Immerhin: Durch die Negativzinsen hat Bern mit den Fifa-Finanzierungen 3,1 Millionen Franken Gewinn gemacht. Nach Kritik an der Herkunt will die Stadt diese Kredite nun trotzdem überdenken. Denn die Fifa ist immer wieder in Verruf geraten wegen Korruptionsaffären und der Duldung von Menschenrechtsverletzungen wie in Katar – von solchem Geld zu profitieren, ist vielen nicht recht.
Dutzende Gemeinden nehmen Fifa-Kredite auf
Nicht nur in Bern. Schon 2021 wehrte sich die SP der Baselbieter Gemeinde Allschwil gegen den Fifa-Zustupf. Die Gemeinde hatte sich zehn Millionen Franken geliehen und machte dank Negativzinsen 9711 Franken Gewinn.

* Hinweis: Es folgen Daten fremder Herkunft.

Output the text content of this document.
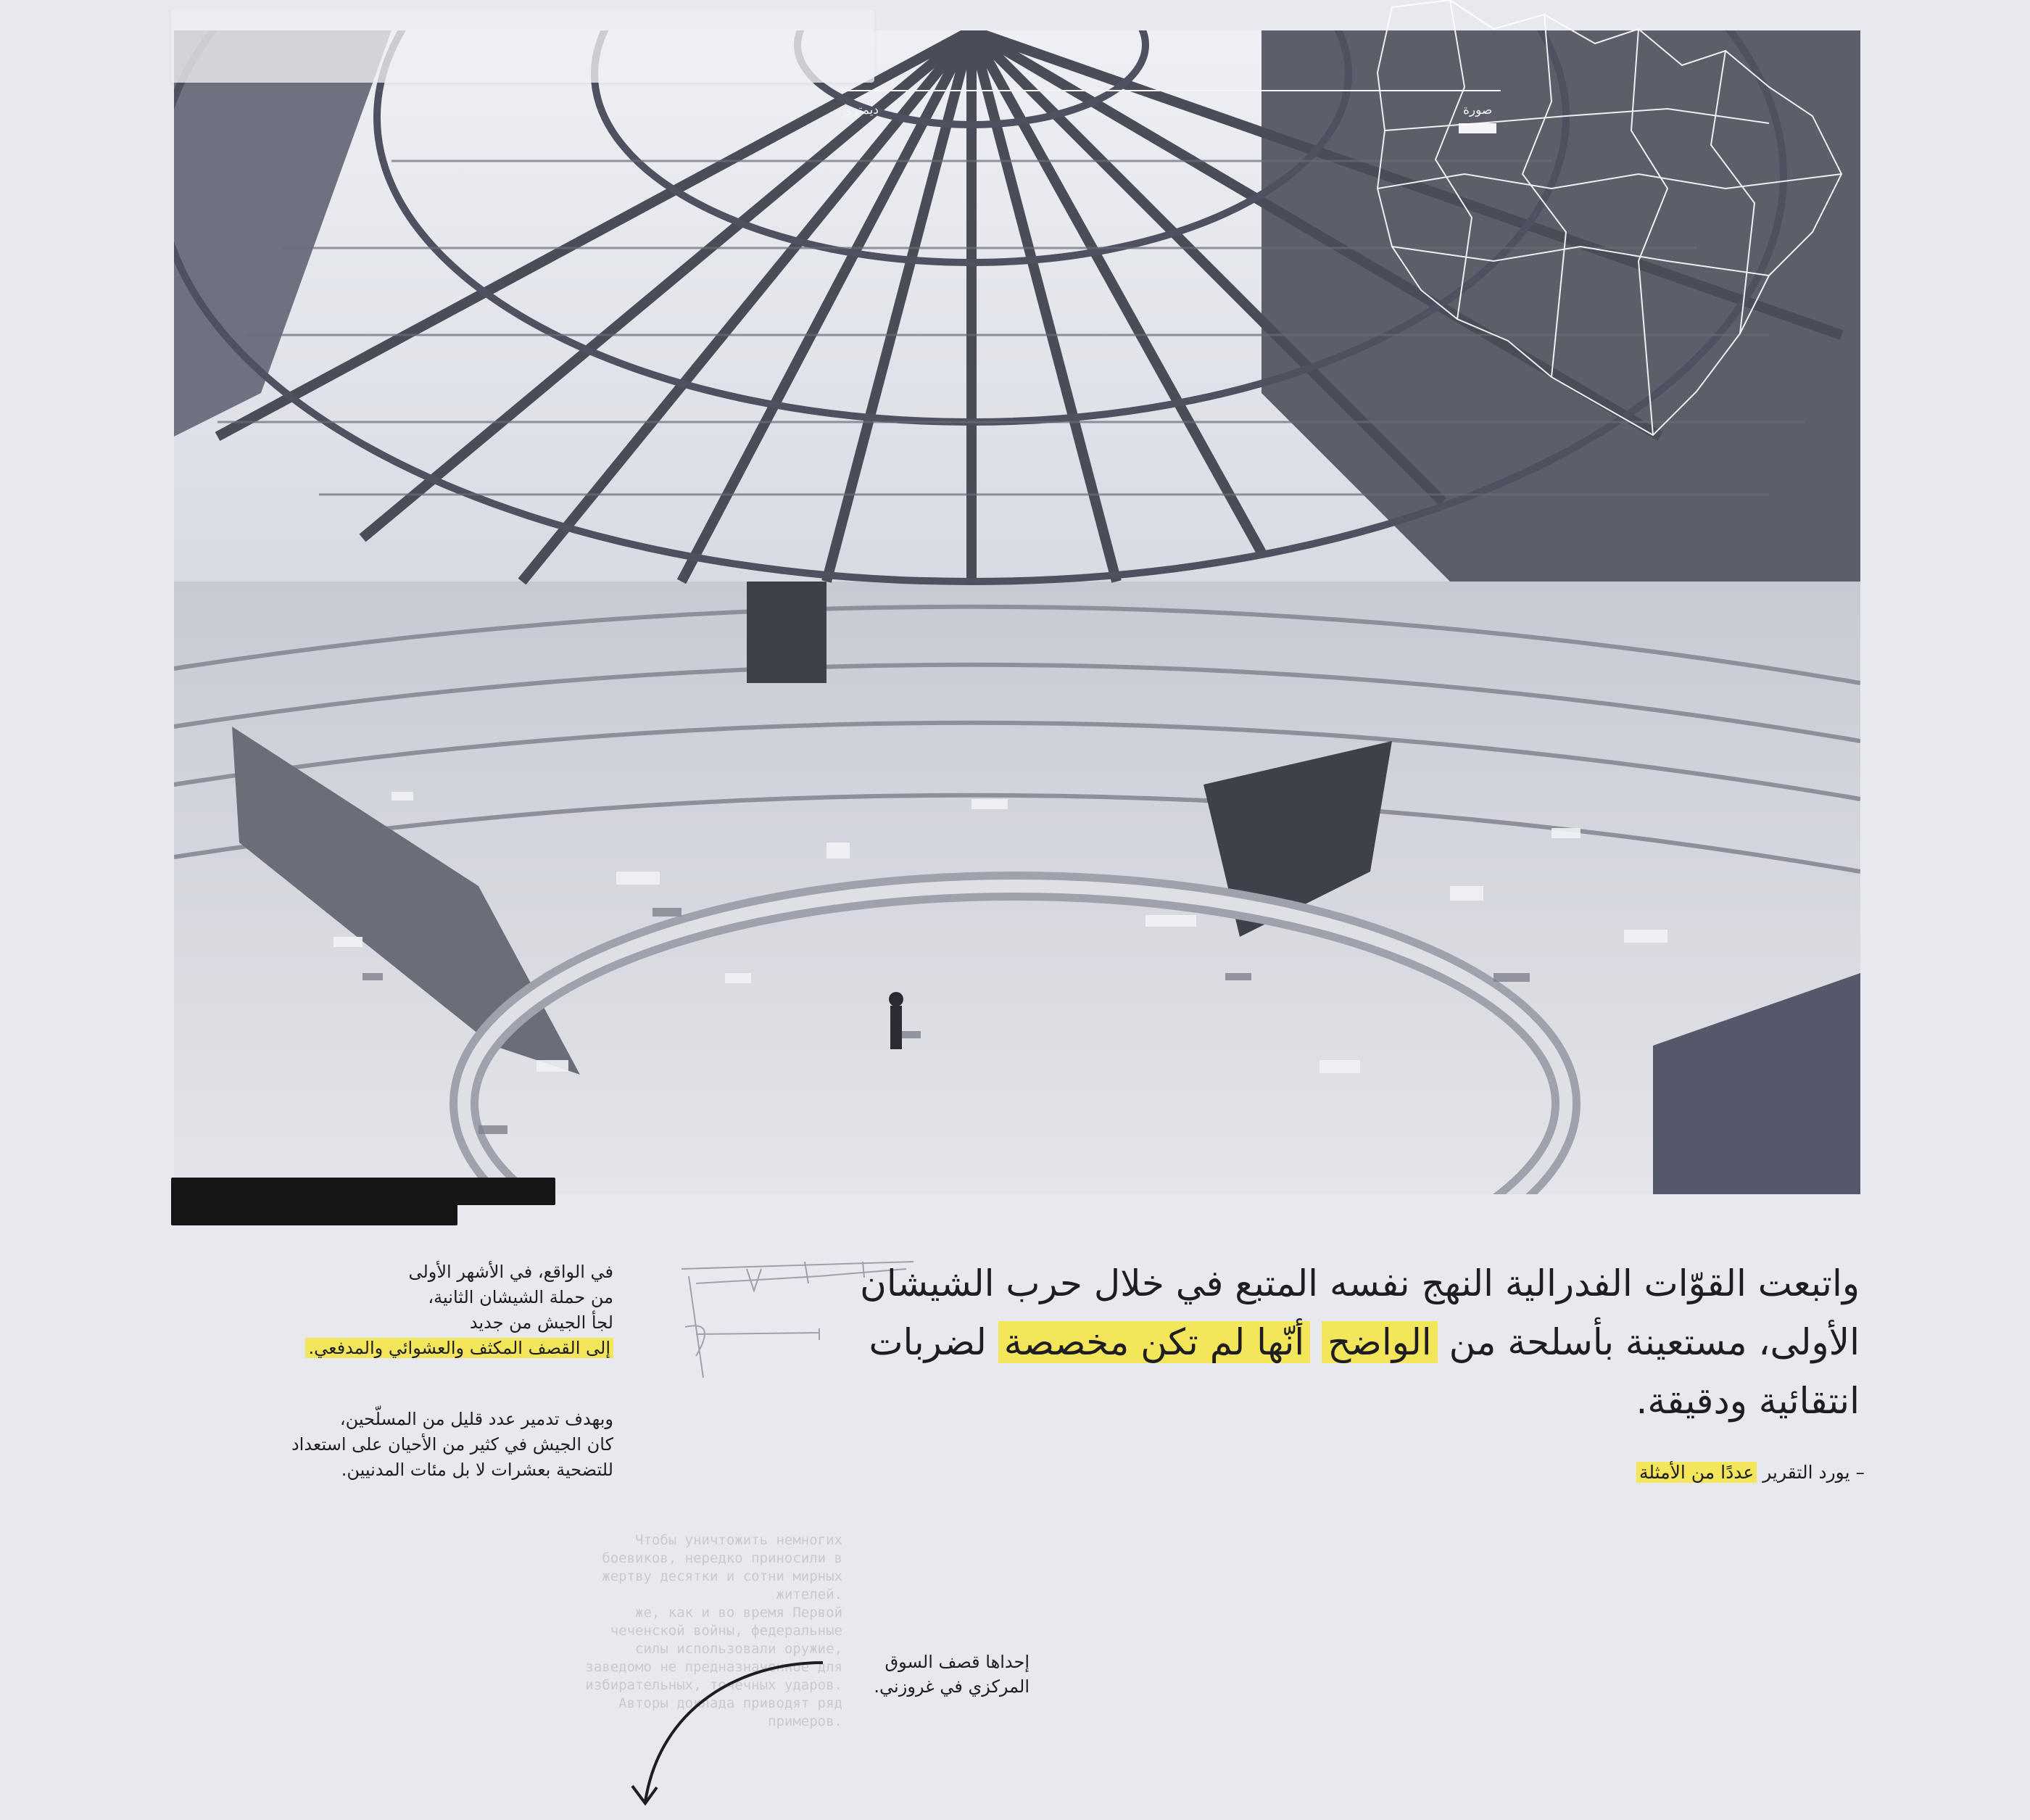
صورة
ديمتري
واتبعت القوّات الفدرالية النهج نفسه المتبع في خلال حرب الشيشان الأولى، مستعينة بأسلحة من الواضح أنّها لم تكن مخصصة لضربات انتقائية ودقيقة.
– يورد التقرير عددًا من الأمثلة
في الواقع، في الأشهر الأولى
من حملة الشيشان الثانية،
لجأ الجيش من جديد
إلى القصف المكثف والعشوائي والمدفعي.
وبهدف تدمير عدد قليل من المسلّحين،
كان الجيش في كثير من الأحيان على استعداد
للتضحية بعشرات لا بل مئات المدنيين.
Чтобы уничтожить немногих
боевиков, нередко приносили в
жертву десятки и сотни мирных
жителей.
же, как и во время Первой
чеченской войны, федеральные
силы использовали оружие,
заведомо не предназначенное для
избирательных, точечных ударов.
Авторы доклада приводят ряд
примеров.
إحداها قصف السوق
المركزي في غروزني.
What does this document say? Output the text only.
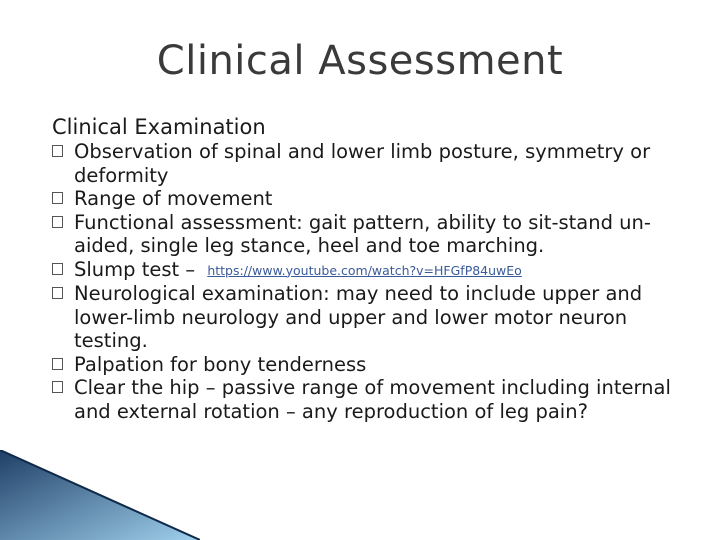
Clinical Assessment
Clinical Examination
Observation of spinal and lower limb posture, symmetry or deformity
Range of movement
Functional assessment: gait pattern, ability to sit-stand un-aided, single leg stance, heel and toe marching.
Slump test – https://www.youtube.com/watch?v=HFGfP84uwEo
Neurological examination: may need to include upper and lower-limb neurology and upper and lower motor neuron testing.
Palpation for bony tenderness
Clear the hip – passive range of movement including internal and external rotation – any reproduction of leg pain?
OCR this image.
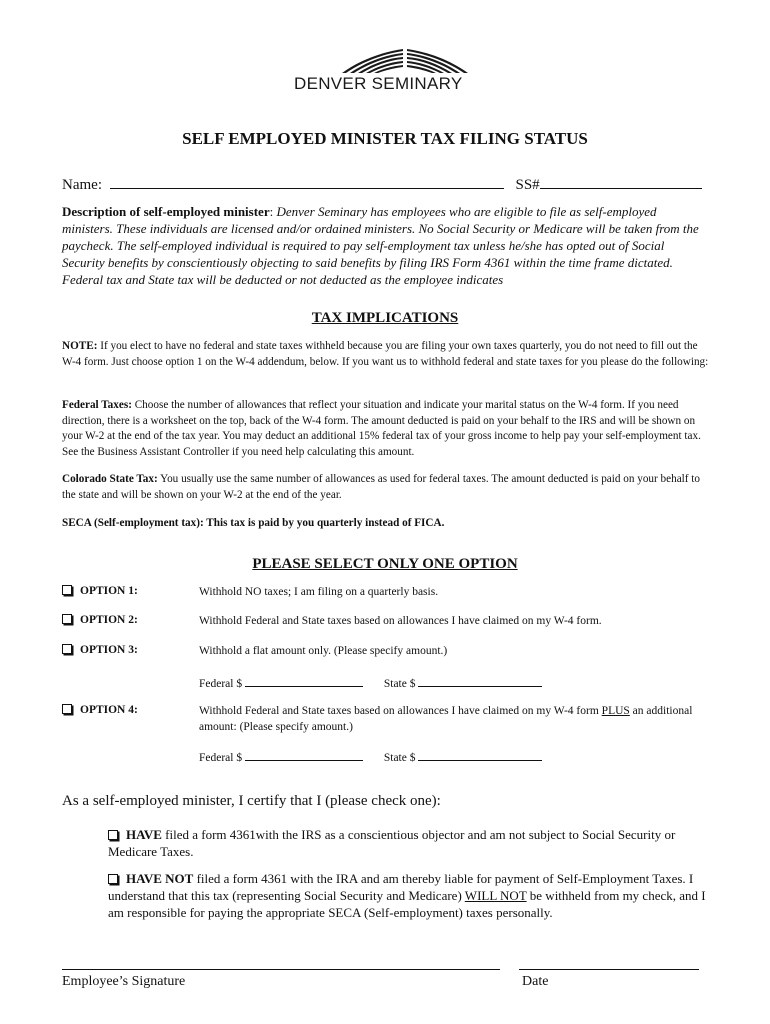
DENVER SEMINARY
SELF EMPLOYED MINISTER TAX FILING STATUS
Name:	SS#
Description of self-employed minister: Denver Seminary has employees who are eligible to file as self-employed ministers. These individuals are licensed and/or ordained ministers. No Social Security or Medicare will be taken from the paycheck. The self-employed individual is required to pay self-employment tax unless he/she has opted out of Social Security benefits by conscientiously objecting to said benefits by filing IRS Form 4361 within the time frame dictated. Federal tax and State tax will be deducted or not deducted as the employee indicates
TAX IMPLICATIONS
NOTE: If you elect to have no federal and state taxes withheld because you are filing your own taxes quarterly, you do not need to fill out the W-4 form. Just choose option 1 on the W-4 addendum, below. If you want us to withhold federal and state taxes for you please do the following:
Federal Taxes: Choose the number of allowances that reflect your situation and indicate your marital status on the W-4 form. If you need direction, there is a worksheet on the top, back of the W-4 form. The amount deducted is paid on your behalf to the IRS and will be shown on your W-2 at the end of the tax year. You may deduct an additional 15% federal tax of your gross income to help pay your self-employment tax. See the Business Assistant Controller if you need help calculating this amount.
Colorado State Tax: You usually use the same number of allowances as used for federal taxes. The amount deducted is paid on your behalf to the state and will be shown on your W-2 at the end of the year.
SECA (Self-employment tax): This tax is paid by you quarterly instead of FICA.
PLEASE SELECT ONLY ONE OPTION
OPTION 1:	Withhold NO taxes; I am filing on a quarterly basis.
OPTION 2:	Withhold Federal and State taxes based on allowances I have claimed on my W-4 form.
OPTION 3:	Withhold a flat amount only. (Please specify amount.)
Federal $	State $
OPTION 4:	Withhold Federal and State taxes based on allowances I have claimed on my W-4 form PLUS an additional amount: (Please specify amount.)
Federal $	State $
As a self-employed minister, I certify that I (please check one):
HAVE filed a form 4361with the IRS as a conscientious objector and am not subject to Social Security or Medicare Taxes.
HAVE NOT filed a form 4361 with the IRA and am thereby liable for payment of Self-Employment Taxes. I understand that this tax (representing Social Security and Medicare) WILL NOT be withheld from my check, and I am responsible for paying the appropriate SECA (Self-employment) taxes personally.
Employee’s Signature	Date
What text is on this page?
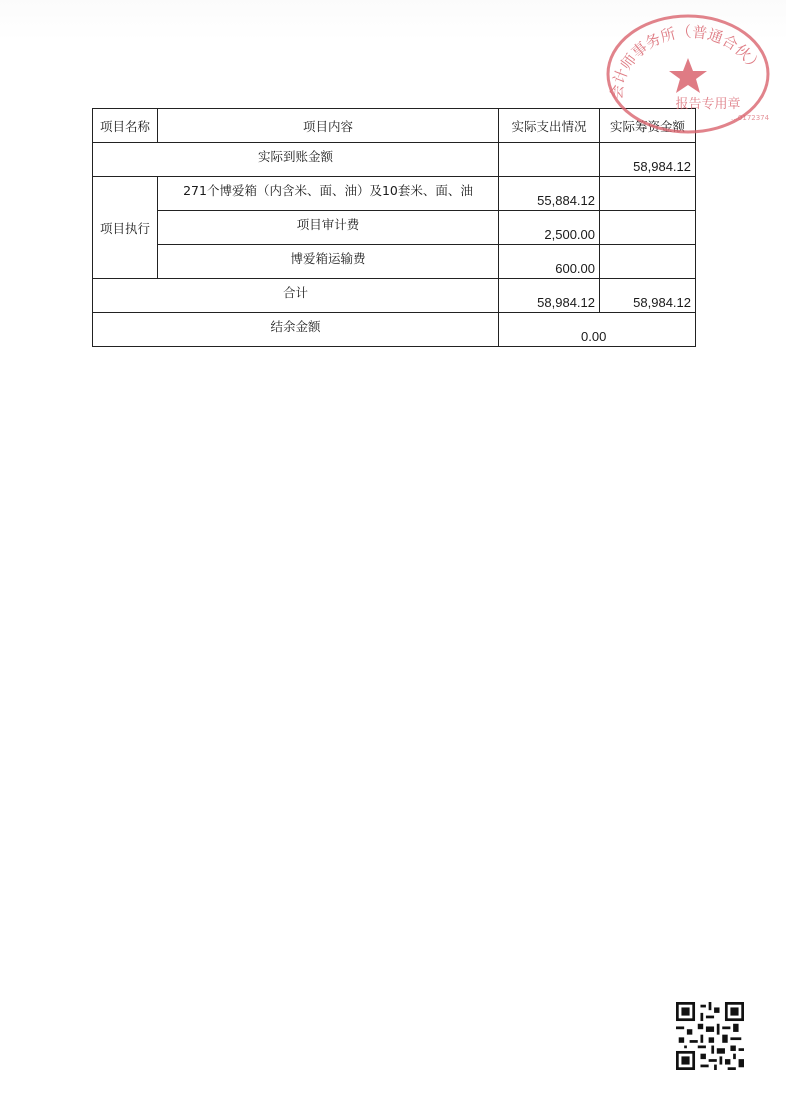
项目名称	项目内容	实际支出情况	实际筹资金额
实际到账金额			58,984.12
项目执行	271个博爱箱（内含米、面、油）及10套米、面、油	55,884.12	
	项目审计费	2,500.00	
	博爱箱运输费	600.00	
合计		58,984.12	58,984.12
结余金额		0.00	
会计师事务所（普通合伙）
报告专用章
…0172374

Die SP beantragte, dass der Gewinn gespendet werden sollte – und setzte sich durch.
Schweizweit dürften sich ein Dutzend Gemeinden immer mal wieder Geld von der Fifa leihen – eine Recherche der «Aargauer Zeitung» nannte 2021 unter anderem Glattfelden ZH, Zumikon ZH, Meilen ZH, Pfäffikon ZH, Wädenswil ZH, Frauenfeld TG, Langnau BE. Auch Winterthur ZH nahm ein Darlehen über 60 Millionen Franken auf.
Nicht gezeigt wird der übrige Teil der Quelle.